Na verdade, se criar "milhões de empregos" significa adicionar 2 milhões ou mais de empregos em determinado ano, fizemos isso 13 vezes desde que Reagan deixou o cargo: oito vezes sob Bill Clinton, duas sob George W. Bush e três até agora sob Barack Obama. Quem está contando?

Mas os liberais não têm ilusões semelhantes? Na verdade, não. A economia ganhou 23 milhões de empregos sob Clinton, comparados com 16 milhões com Reagan, mas não há nada à esquerda comparável ao culto do Abençoado Ronald. Isso porque os liberais não precisam afirmar que suas políticas vão produzir um crescimento espetacular. Tudo o que eles precisam alegar é exequibilidade: que nós podemos fazer coisas como, por exemplo, garantir o seguro saúde para todos sem matar a economia.

Os conservadores, por outro lado, querem bloquear essas coisas e, em vez disso, cortar os impostos dos ricos e a ajuda aos menos afortunados. Por isso, eles devem afirmar que as políticas liberais são matadoras de empregos e que ser bom para os ricos é um elixir mágico.

O que nos leva ao último ponto: o truque da confiança.

Um antigo enigma da economia política é por que os interesses empresariais tantas vezes se opõem às políticas de combate ao desemprego.
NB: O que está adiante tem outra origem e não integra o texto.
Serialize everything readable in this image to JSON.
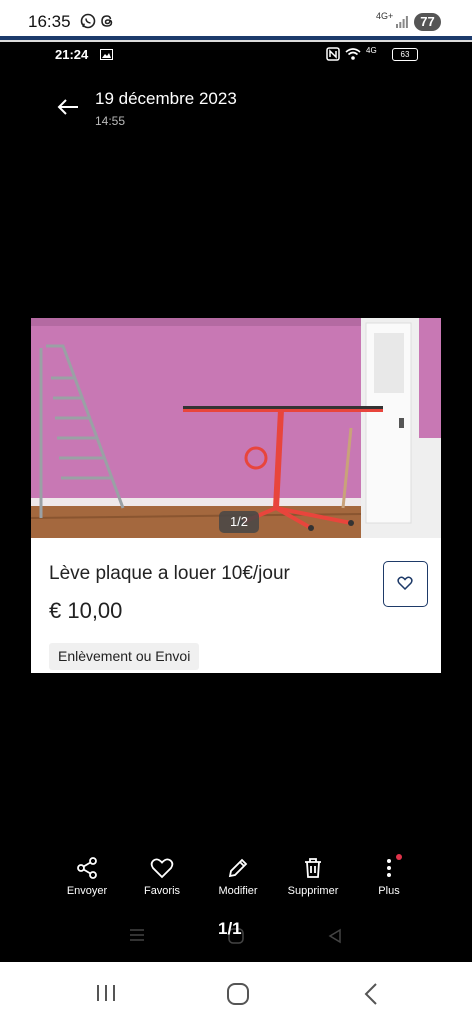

Afinal, reforçar a economia com uma política monetária e fiscal expansionista é bom para os lucros, assim como para os salários, mas muitos indivíduos ricos e líderes empresariais exigem dinheiro apertado e austeridade.
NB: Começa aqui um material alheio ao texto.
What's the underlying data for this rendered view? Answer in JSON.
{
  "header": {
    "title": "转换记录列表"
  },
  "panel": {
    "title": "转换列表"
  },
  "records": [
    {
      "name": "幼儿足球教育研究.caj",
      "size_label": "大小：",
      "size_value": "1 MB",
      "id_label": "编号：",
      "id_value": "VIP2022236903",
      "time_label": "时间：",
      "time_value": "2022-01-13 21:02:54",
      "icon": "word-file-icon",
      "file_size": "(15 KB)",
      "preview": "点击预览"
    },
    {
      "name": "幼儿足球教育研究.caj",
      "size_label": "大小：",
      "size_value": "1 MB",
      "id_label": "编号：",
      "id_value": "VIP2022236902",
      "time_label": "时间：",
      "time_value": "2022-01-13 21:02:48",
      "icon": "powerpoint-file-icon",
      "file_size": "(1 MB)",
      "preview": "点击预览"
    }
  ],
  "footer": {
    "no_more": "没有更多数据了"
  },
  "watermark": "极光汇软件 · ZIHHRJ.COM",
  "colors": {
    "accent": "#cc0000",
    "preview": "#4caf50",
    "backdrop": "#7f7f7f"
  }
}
Como vários observadores indicaram, entretanto, para as grandes empresas, admitir que as políticas do governo podem criar empregos seria desvalorizar um de seus argumentos políticos favoritos - a alegação de que para alcançar a prosperidade os políticos devem preservar a confiança das empresas, entre outras coisas, evitando qualquer crítica ao que os empresários fazem.

No caso da economia de Obama, esse tipo de pensamento levou ao que eu gosto de chamar de teoria "Mamãe! Ele está olhando torto para mim!" da recuperação lenta. Com isto quero dizer a insistência de que a recuperação não estava sendo contida por fatores objetivos como cortes de gastos e excesso de dívida, mas sim pelos sentimentos feridos da elite corporativa depois que Obama sugeriu que alguns banqueiros se comportavam mal e alguns executivos talvez estivessem ganhando demais. Quem sabia que os magnatas e tubarões eram almas tão sensíveis? Em todo caso, porém, essa teoria é insustentável diante de uma recuperação que finalmente começou a produzir grandes ganhos de empregos, mesmo que isso devesse ter acontecido antes.

Então, como eu disse no início, o fato de que hoje estamos vendo manhãs azuis na América - sólido crescimento do emprego tanto em nível nacional como estadual que desafiou a ortodoxia da direita para desregulamentar e cortar impostos - é um grande problema para os conservadores. Embora eles nunca o admitam, os fatos provaram que suas crenças mais queridas estavam erradas.